30 août 2006

Bonne facture

Alors que chacun attend ce qui va se passer dans les jours ou les semaines qui viennent, j'ai de plus en plus l'impression que ce que les Libanais ne voulaient surtout pas est en train de se réaliser : on est en train de décider de l'avenir de leur pays sans eux. Les divisions soi-disant entre communautés et les allégeances qui à la Syrie et à l'Iran, qui à l'Occident ont bien sûr montré que le pays est divisé, si besoin était. La décision d'un seul parti de faire la guerre au nom de l'Etat, même s'il semble que son chef le regrette, a également prouvé qu'il n'y a pas d'unité nationale. Les revirements des chefs de clan, passant d'un pro à un anti syrianisme forcené, n'ont pas aidé à comprendre la clarté du destin libanais. L'illusion partagée par tout un peuple que l'on peut être en guerre permanente, ouverte ou larvée, avec ses puissants voisins, n'a pas encouragé l'idée d'un avenir pacifique dans la région. Et la théorie que chaque poste à tous les niveaux de la gestion du pays doive être défini par l'appartenance à une religion brouille encore plus le besoin d'un Etat moderne.

Donc, aujourd'hui, les Libanais ne décident plus de leur sort. La difficulté de les inclure dans une discussion sur leur avenir provient aussi qu'il est impossible de choisir une seule personne, comme le président ou le premier ministre, qui représenterait le pays lors de réunions avec les instances internationales. Pour être sûr que tout le monde soit représenté, il faudrait que viennent Lahoud, pour la Syrie, Siniora pour le Liban, Joumblatt pour les druzes, Nasrallah pour le Hezbollah, Sfeir pour les maronites, Hariri pour les sunnites et le 14 mars, Aoun pour son courant, et Berri qui refuserait d'être mis de côté. Ces hommes (évidemment, pas une femme...) se détestent, seraient incapables de discuter calmement, et encore, on trouverait mille hommes politiques ou religieux qui estimeraient devoir également participer à une discussion sur l'avenir du Liban.

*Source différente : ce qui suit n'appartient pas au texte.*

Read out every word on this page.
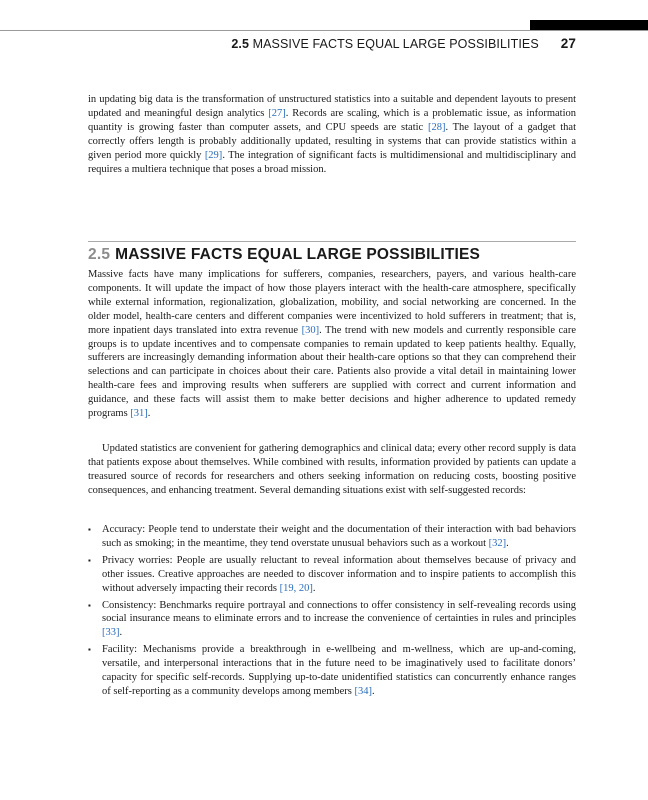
2.5 MASSIVE FACTS EQUAL LARGE POSSIBILITIES 27

in updating big data is the transformation of unstructured statistics into a suitable and dependent layouts to present updated and meaningful design analytics [27]. Records are scaling, which is a problematic issue, as information quantity is growing faster than computer assets, and CPU speeds are static [28]. The layout of a gadget that correctly offers length is probably additionally updated, resulting in systems that can provide statistics within a given period more quickly [29]. The integration of significant facts is multidimensional and multidisciplinary and requires a multiera technique that poses a broad mission.

2.5 MASSIVE FACTS EQUAL LARGE POSSIBILITIES

Massive facts have many implications for sufferers, companies, researchers, payers, and various health-care components. It will update the impact of how those players interact with the health-care atmosphere, specifically while external information, regionalization, globalization, mobility, and social networking are concerned. In the older model, health-care centers and different companies were incentivized to hold sufferers in treatment; that is, more inpatient days translated into extra revenue [30]. The trend with new models and currently responsible care groups is to update incentives and to compensate companies to remain updated to keep patients healthy. Equally, sufferers are increasingly demanding information about their health-care options so that they can comprehend their selections and can participate in choices about their care. Patients also provide a vital detail in maintaining lower health-care fees and improving results when sufferers are supplied with correct and current information and guidance, and these facts will assist them to make better decisions and higher adherence to updated remedy programs [31].

Updated statistics are convenient for gathering demographics and clinical data; every other record supply is data that patients expose about themselves. While combined with results, information provided by patients can update a treasured source of records for researchers and others seeking information on reducing costs, boosting positive consequences, and enhancing treatment. Several demanding situations exist with self-suggested records:

▪ Accuracy: People tend to understate their weight and the documentation of their interaction with bad behaviors such as smoking; in the meantime, they tend overstate unusual behaviors such as a workout [32].
▪ Privacy worries: People are usually reluctant to reveal information about themselves because of privacy and other issues. Creative approaches are needed to discover information and to inspire patients to accomplish this without adversely impacting their records [19, 20].
▪ Consistency: Benchmarks require portrayal and connections to offer consistency in self-revealing records using social insurance means to eliminate errors and to increase the convenience of certainties in rules and principles [33].
▪ Facility: Mechanisms provide a breakthrough in e-wellbeing and m-wellness, which are up-and-coming, versatile, and interpersonal interactions that in the future need to be imaginatively used to facilitate donors’ capacity for specific self-records. Supplying up-to-date unidentified statistics can concurrently enhance ranges of self-reporting as a community develops among members [34].
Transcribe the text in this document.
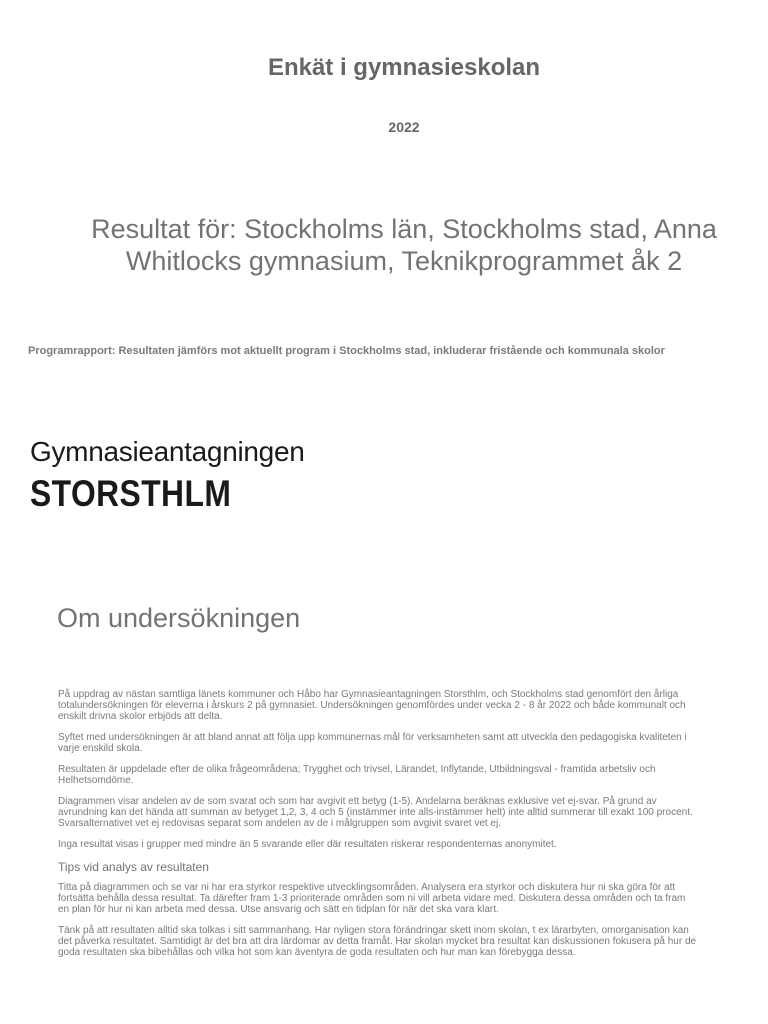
Enkät i gymnasieskolan
2022
Resultat för: Stockholms län, Stockholms stad, Anna Whitlocks gymnasium, Teknikprogrammet åk 2
Programrapport: Resultaten jämförs mot aktuellt program i Stockholms stad, inkluderar fristående och kommunala skolor
Gymnasieantagningen
STORSTHLM
Om undersökningen

På uppdrag av nästan samtliga länets kommuner och Håbo har Gymnasieantagningen Storsthlm, och Stockholms stad genomfört den årliga totalundersökningen för eleverna i årskurs 2 på gymnasiet. Undersökningen genomfördes under vecka 2 - 8 år 2022 och både kommunalt och enskilt drivna skolor erbjöds att delta.

Syftet med undersökningen är att bland annat att följa upp kommunernas mål för verksamheten samt att utveckla den pedagogiska kvaliteten i varje enskild skola.

Resultaten är uppdelade efter de olika frågeområdena; Trygghet och trivsel, Lärandet, Inflytande, Utbildningsval - framtida arbetsliv och Helhetsomdöme.

Diagrammen visar andelen av de som svarat och som har avgivit ett betyg (1-5). Andelarna beräknas exklusive vet ej-svar. På grund av avrundning kan det hända att summan av betyget 1,2, 3, 4 och 5 (instämmer inte alls-instämmer helt) inte alltid summerar till exakt 100 procent. Svarsalternativet vet ej redovisas separat som andelen av de i målgruppen som avgivit svaret vet ej.

Inga resultat visas i grupper med mindre än 5 svarande eller där resultaten riskerar respondenternas anonymitet.

Tips vid analys av resultaten

Titta på diagrammen och se var ni har era styrkor respektive utvecklingsområden. Analysera era styrkor och diskutera hur ni ska göra för att fortsätta behålla dessa resultat. Ta därefter fram 1-3 prioriterade områden som ni vill arbeta vidare med. Diskutera dessa områden och ta fram en plan för hur ni kan arbeta med dessa. Utse ansvarig och sätt en tidplan för när det ska vara klart.

Tänk på att resultaten alltid ska tolkas i sitt sammanhang. Har nyligen stora förändringar skett inom skolan, t ex lärarbyten, omorganisation kan det påverka resultatet. Samtidigt är det bra att dra lärdomar av detta framåt. Har skolan mycket bra resultat kan diskussionen fokusera på hur de goda resultaten ska bibehållas och vilka hot som kan äventyra de goda resultaten och hur man kan förebygga dessa.
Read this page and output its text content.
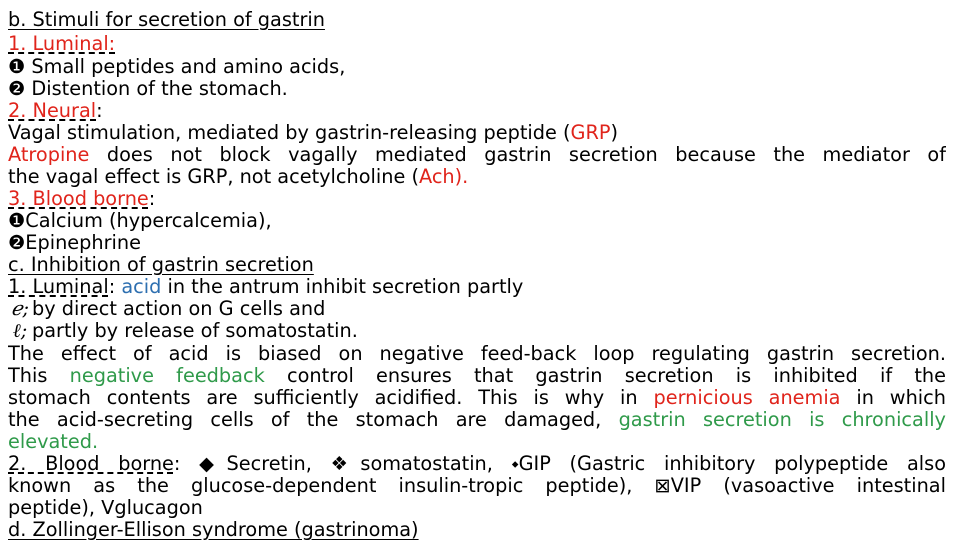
b. Stimuli for secretion of gastrin
1. Luminal:
❶ Small peptides and amino acids,
❷ Distention of the stomach.
2. Neural:
Vagal stimulation, mediated by gastrin-releasing peptide (GRP)
Atropine does not block vagally mediated gastrin secretion because the mediator of
the vagal effect is GRP, not acetylcholine (Ach).
3. Blood borne:
❶Calcium (hypercalcemia),
❷Epinephrine
c. Inhibition of gastrin secretion
1. Luminal: acid in the antrum inhibit secretion partly
ℯ; by direct action on G cells and
ℓ; partly by release of somatostatin.
The effect of acid is biased on negative feed-back loop regulating gastrin secretion.
This negative feedback control ensures that gastrin secretion is inhibited if the
stomach contents are sufficiently acidified. This is why in pernicious anemia in which
the acid-secreting cells of the stomach are damaged, gastrin secretion is chronically
elevated.
2. Blood borne: ◆Secretin, ❖somatostatin, ⬩GIP (Gastric inhibitory polypeptide also
known as the glucose-dependent insulin-tropic peptide), ⊠VIP (vasoactive intestinal
peptide), ⴸglucagon
d. Zollinger-Ellison syndrome (gastrinoma)
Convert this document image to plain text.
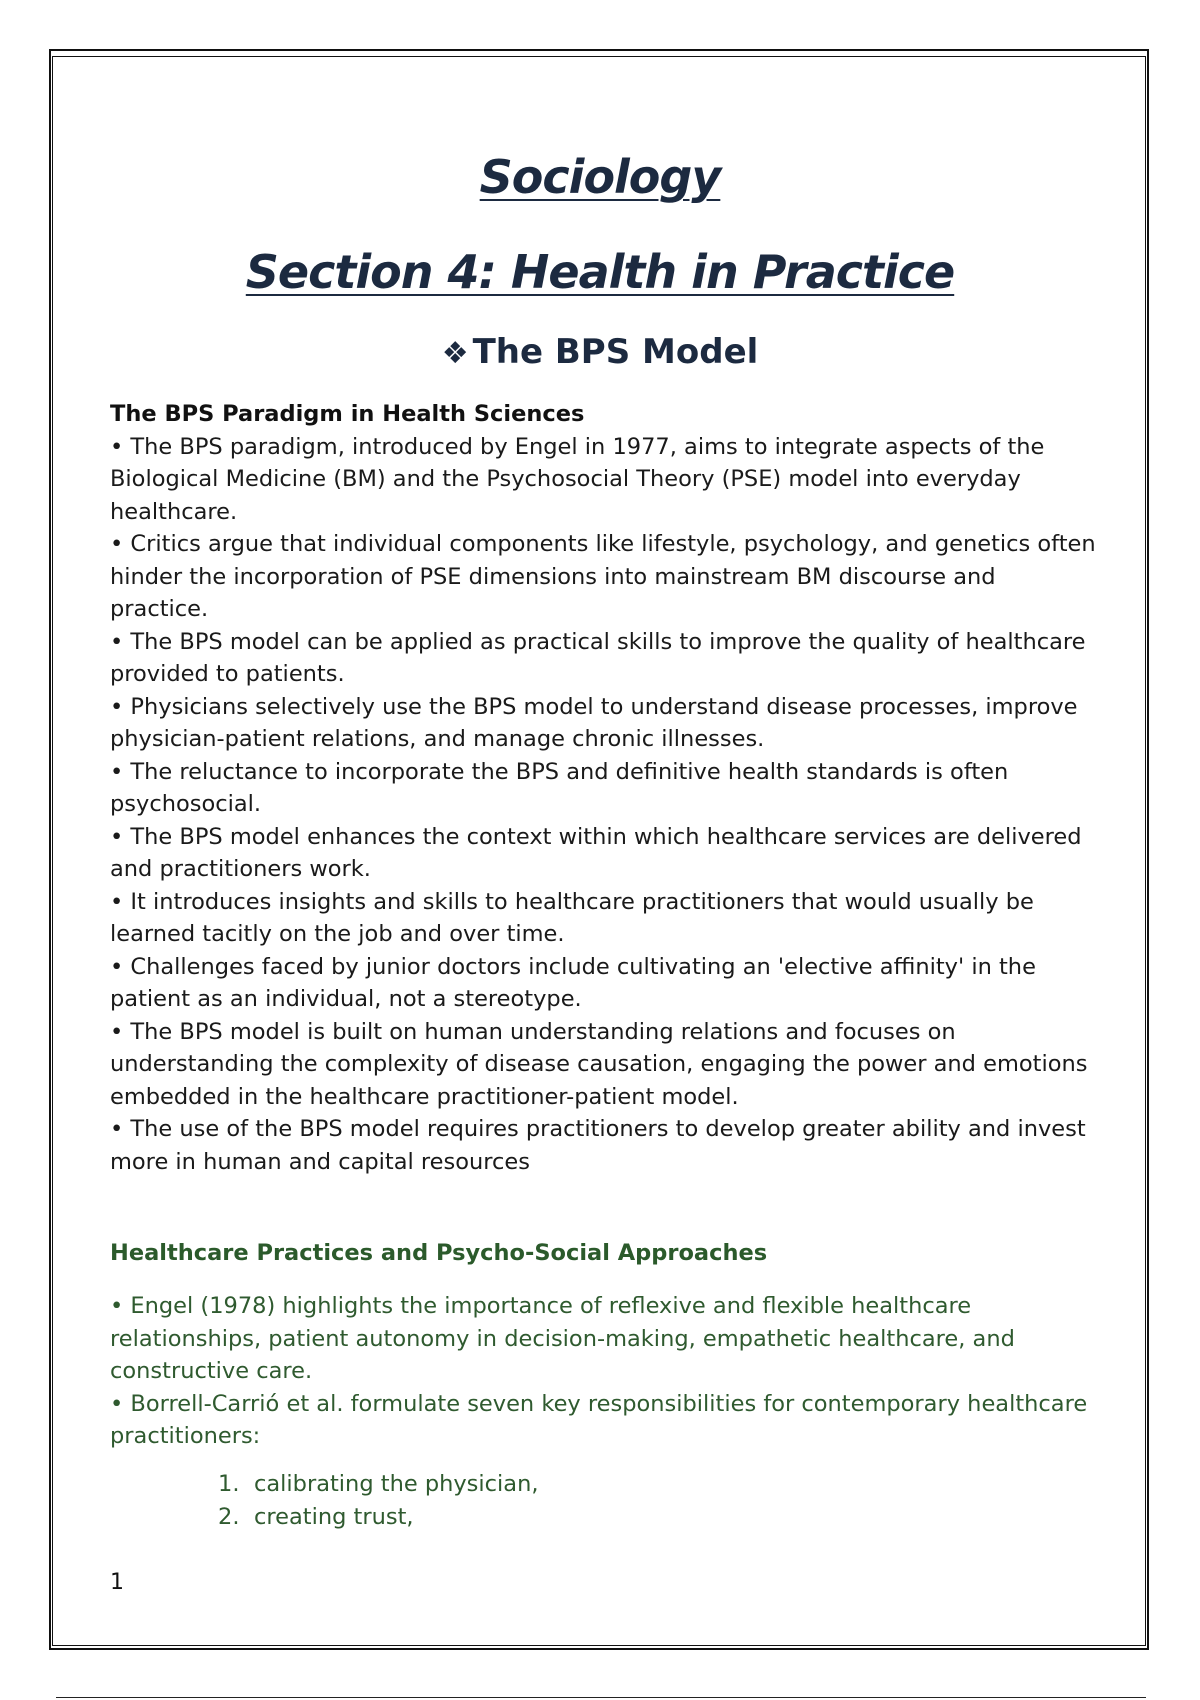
Sociology
Section 4: Health in Practice
❖ The BPS Model
The BPS Paradigm in Health Sciences

• The BPS paradigm, introduced by Engel in 1977, aims to integrate aspects of the Biological Medicine (BM) and the Psychosocial Theory (PSE) model into everyday healthcare.

• Critics argue that individual components like lifestyle, psychology, and genetics often hinder the incorporation of PSE dimensions into mainstream BM discourse and practice.

• The BPS model can be applied as practical skills to improve the quality of healthcare provided to patients.

• Physicians selectively use the BPS model to understand disease processes, improve physician-patient relations, and manage chronic illnesses.

• The reluctance to incorporate the BPS and definitive health standards is often psychosocial.

• The BPS model enhances the context within which healthcare services are delivered and practitioners work.

• It introduces insights and skills to healthcare practitioners that would usually be learned tacitly on the job and over time.

• Challenges faced by junior doctors include cultivating an 'elective affinity' in the patient as an individual, not a stereotype.

• The BPS model is built on human understanding relations and focuses on understanding the complexity of disease causation, engaging the power and emotions embedded in the healthcare practitioner-patient model.

• The use of the BPS model requires practitioners to develop greater ability and invest more in human and capital resources

Healthcare Practices and Psycho-Social Approaches

• Engel (1978) highlights the importance of reflexive and flexible healthcare relationships, patient autonomy in decision-making, empathetic healthcare, and constructive care.

• Borrell-Carrió et al. formulate seven key responsibilities for contemporary healthcare practitioners:

1. calibrating the physician,
2. creating trust,
1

Donc, le Liban n'a pas de réprésentant, ou plutôt il en a trop tant le pays ne se voit pas d'avenir commun avec tous ses membres. Donc, on discute de son destin sans lui. Donc, des milliers de Libanais ne reviendront pas, et des milliers de jeunes préféreront émigrer vers des terres plus sécurisantes.

Alors Nasrallah aura vraiment gagné, et lui et ses acolytes iraniens pourront continuer tranquillement leur travail de dédémocratisation du Moyen-Orient.

Et un jour, nous, l'Occident, on le paiera. Cher, mais cash.